I was so fortunate last week to get to attend the Professional
Business Women of California's conference in San Francisco. This was my
first time attending the event, and I was overwhelmed with everything
that went on. Every speaker was top notch, even at the sessions, and
the booths in the expo were filled with many interesting things - some
career oriented, others more personal - like jewelry or health care.
My only complaint is that with 6000 women in the Moscone Center, the 30
minute breaks were not really long enough.
The opening keynote from Martha Beck was surprisingly inspirational, as I don't normally find myself going for "feel good mumbo jumbo" - but I guess that's why her talk worked for me, she had substance behind her stories. Dr. Beck was talking about her own life and how she learned to "follow her joy" to find a career that both inspired her and that she was successful in. She noted that many people come to her, in her role as a life coach, and tell her they just don't know what to do with themselves. She found that they actually do know, but either think they can't do what they love or don't know how to get started. This gave me a moment to reflect in the joy I find in the work I do. True, there are days that aren't so "joyful", but having a rewarding job that I generally enjoy makes me a very lucky person, I think!
David Garibaldi, "Rhythm & Hue", was an amazing performance artist who made 6 foot portraits of both Congresswoman Jackie Speier and Madeleine Albright live, to perfect rhythm of the music, right before our eyes. It was very impressive!
I spent my morning in "Going Green: How Women's Economic Power and Counterintuitive Business Practices Can Make a Difference" where Diane Maceachern, Big Green Purse LLC, and Gary Hirshberg, Stonyfield Farm, spoke about green practices in our every day lives and in businesses and how they can actually save money in the bottom line. Diane, who also authored Big Green Purse, noted that women are responsible for spending of 85 cents of every consumer dollar spent - making an excellent point that if we all make wise consumer choices, we can shift the market. As an example, she noted that in 1999 there were no hybrid cars being sold commercially. Suddenly in 2004, there were 88,000. Car makers took note. In 2004 there were not enough hybrids to meet demand and by 2007 more than 315,000 hybrids were sold. Automakers went from pushing back on legislators demanding more fuel efficiency, saying there was no demand, to coming up with more options on their own. A perfect example of how consumer demand can shift the marketplace faster than legislation.
She strongly recommends everyone to install water filters in their own house and use refillable bottles for water on the go - it's cheaper, and much more environmentally friendly.
Gary Hirshberg was also very interesting, talking about how sometimes searching for a more environmentally procedure for your business, you will find something that is also cheaper. As an example, he noted how UPS had changed many of its routes to eliminate left hand in town turns - saving millions of dollars of fuel costs/year.
My highlight came at lunch time when I got to hear a very fascinating Cokie Roberts talk about the founding mothers of our country and all of the work they contributed to the US in our early years, and Madelein Albright talk about women's issues in general.

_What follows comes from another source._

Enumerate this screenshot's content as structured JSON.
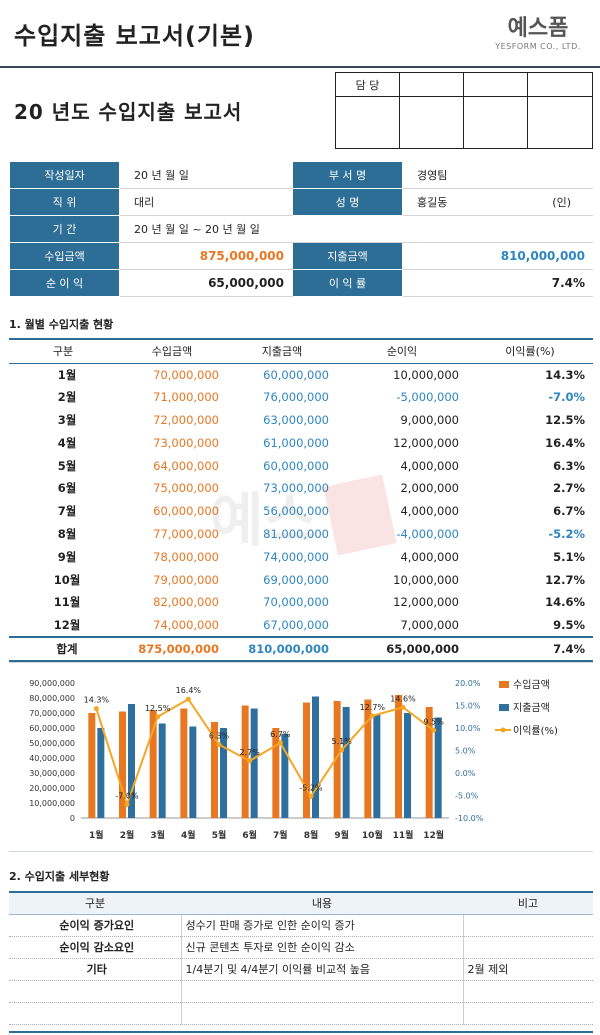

Albright spoke so eloquently, really giving me pause to think about everything that is going on in the world. She noted that it is impossible to have a true democracy in a society where women are treated as second class citizens, and that anyone who abuses the dignity of one group, whether it be women or a specific race or class, is a security threat to us all. In that vein, she urged all women to be willing to help each other, stand up for each other, and fight for education of women around the world. When the issue of the Queen Bee Syndrome was brought up, Albright noted that it is indeed an actual problem, but she felt "There's a special place in hell for women who don't help each other."

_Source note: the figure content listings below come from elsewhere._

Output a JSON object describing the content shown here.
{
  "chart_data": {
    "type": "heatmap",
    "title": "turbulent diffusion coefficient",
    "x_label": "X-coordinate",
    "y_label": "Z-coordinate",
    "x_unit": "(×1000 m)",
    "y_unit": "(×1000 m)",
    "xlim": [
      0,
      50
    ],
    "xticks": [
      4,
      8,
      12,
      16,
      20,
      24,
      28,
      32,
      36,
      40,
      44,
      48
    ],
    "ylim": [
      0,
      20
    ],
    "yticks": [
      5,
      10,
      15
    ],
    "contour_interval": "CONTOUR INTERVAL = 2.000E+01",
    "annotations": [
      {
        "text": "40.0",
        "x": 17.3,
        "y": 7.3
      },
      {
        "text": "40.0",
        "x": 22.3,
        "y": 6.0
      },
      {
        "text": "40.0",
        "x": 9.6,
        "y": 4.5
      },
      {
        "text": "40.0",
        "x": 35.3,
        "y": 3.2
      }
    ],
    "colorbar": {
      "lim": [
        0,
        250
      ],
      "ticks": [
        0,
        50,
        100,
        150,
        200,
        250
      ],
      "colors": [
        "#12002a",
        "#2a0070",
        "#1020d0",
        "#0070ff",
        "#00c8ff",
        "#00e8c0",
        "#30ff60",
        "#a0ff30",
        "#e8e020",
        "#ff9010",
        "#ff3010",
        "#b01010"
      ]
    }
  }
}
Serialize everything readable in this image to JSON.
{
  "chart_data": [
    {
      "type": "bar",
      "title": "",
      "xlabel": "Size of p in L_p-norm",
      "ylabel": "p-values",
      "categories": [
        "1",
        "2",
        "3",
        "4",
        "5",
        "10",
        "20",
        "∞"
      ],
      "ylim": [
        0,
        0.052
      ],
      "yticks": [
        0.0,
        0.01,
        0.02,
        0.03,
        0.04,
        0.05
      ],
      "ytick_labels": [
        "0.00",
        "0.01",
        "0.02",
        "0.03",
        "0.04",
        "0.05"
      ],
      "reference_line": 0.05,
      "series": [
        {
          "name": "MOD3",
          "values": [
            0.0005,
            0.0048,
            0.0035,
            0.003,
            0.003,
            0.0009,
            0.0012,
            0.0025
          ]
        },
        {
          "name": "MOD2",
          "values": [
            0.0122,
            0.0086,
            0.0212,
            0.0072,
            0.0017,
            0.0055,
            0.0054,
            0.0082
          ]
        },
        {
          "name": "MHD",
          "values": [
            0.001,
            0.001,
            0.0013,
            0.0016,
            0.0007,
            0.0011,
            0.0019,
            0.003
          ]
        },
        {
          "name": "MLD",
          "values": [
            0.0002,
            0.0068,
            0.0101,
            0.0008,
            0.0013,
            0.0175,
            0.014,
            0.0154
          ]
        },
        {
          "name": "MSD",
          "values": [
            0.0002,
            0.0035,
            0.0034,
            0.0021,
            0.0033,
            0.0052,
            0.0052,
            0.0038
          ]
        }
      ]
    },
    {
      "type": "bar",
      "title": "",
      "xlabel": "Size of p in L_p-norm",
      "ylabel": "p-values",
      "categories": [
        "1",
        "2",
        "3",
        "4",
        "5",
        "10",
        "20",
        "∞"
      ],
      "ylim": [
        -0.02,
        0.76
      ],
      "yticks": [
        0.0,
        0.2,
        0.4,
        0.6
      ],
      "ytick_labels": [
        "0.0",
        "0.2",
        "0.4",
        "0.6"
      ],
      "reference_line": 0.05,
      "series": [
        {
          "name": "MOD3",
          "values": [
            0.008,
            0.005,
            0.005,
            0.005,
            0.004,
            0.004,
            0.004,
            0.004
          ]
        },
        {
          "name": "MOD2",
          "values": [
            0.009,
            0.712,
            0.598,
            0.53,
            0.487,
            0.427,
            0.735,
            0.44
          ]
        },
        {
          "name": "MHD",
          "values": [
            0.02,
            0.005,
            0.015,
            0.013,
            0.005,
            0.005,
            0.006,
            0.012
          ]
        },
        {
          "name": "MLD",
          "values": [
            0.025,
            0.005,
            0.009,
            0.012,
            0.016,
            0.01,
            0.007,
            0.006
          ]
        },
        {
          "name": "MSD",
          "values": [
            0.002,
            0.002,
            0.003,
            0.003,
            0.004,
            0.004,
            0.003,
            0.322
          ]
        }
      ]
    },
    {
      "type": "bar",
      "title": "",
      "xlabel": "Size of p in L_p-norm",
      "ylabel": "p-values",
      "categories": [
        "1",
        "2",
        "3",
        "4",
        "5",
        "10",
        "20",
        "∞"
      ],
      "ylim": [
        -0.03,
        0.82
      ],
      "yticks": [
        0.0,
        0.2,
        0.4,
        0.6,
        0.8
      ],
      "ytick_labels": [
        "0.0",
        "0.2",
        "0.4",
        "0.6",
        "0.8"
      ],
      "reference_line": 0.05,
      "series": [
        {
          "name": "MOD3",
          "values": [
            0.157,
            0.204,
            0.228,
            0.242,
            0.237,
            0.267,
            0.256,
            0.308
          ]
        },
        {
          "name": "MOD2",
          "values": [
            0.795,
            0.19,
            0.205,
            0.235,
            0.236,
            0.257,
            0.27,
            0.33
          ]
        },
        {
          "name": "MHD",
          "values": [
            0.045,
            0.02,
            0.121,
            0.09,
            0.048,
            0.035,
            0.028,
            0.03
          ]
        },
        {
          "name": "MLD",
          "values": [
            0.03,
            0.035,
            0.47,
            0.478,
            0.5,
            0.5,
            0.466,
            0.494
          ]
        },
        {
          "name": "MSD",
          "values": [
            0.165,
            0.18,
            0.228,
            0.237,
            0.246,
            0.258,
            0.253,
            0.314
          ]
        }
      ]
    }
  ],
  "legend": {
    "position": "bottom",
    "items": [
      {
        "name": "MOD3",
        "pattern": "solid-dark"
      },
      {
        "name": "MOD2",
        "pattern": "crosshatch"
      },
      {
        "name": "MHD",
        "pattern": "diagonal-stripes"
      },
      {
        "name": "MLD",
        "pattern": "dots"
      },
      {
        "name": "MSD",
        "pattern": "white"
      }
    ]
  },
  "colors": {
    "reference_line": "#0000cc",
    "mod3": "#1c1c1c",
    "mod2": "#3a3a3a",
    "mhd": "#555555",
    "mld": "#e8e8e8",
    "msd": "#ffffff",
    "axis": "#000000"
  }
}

The day wound up with an energizing talk from Meagen Johnson on the four different generations in the workplace right now, Traditional, Baby Boomers, Gen X, and Millenials. She talked extensively about how baby boomers are really team oriented, whereas Gen X folks are more self motivated and generally prefer working independently. A neat technology point she made is that most boomers did not work with a computer until they had a full time job after graduating college. Folks from the Gen X generation on the other hand grew up with computers in the schools (I still remember my schools Apple IIe and playing Oregon Trail!). Millenials, though, grew up with a computer always around. It was a fun talk that made light of many multi-generational issues, yet at the same time got me to thinking.
Overall, the conference was amazing and I could not recommend it enough!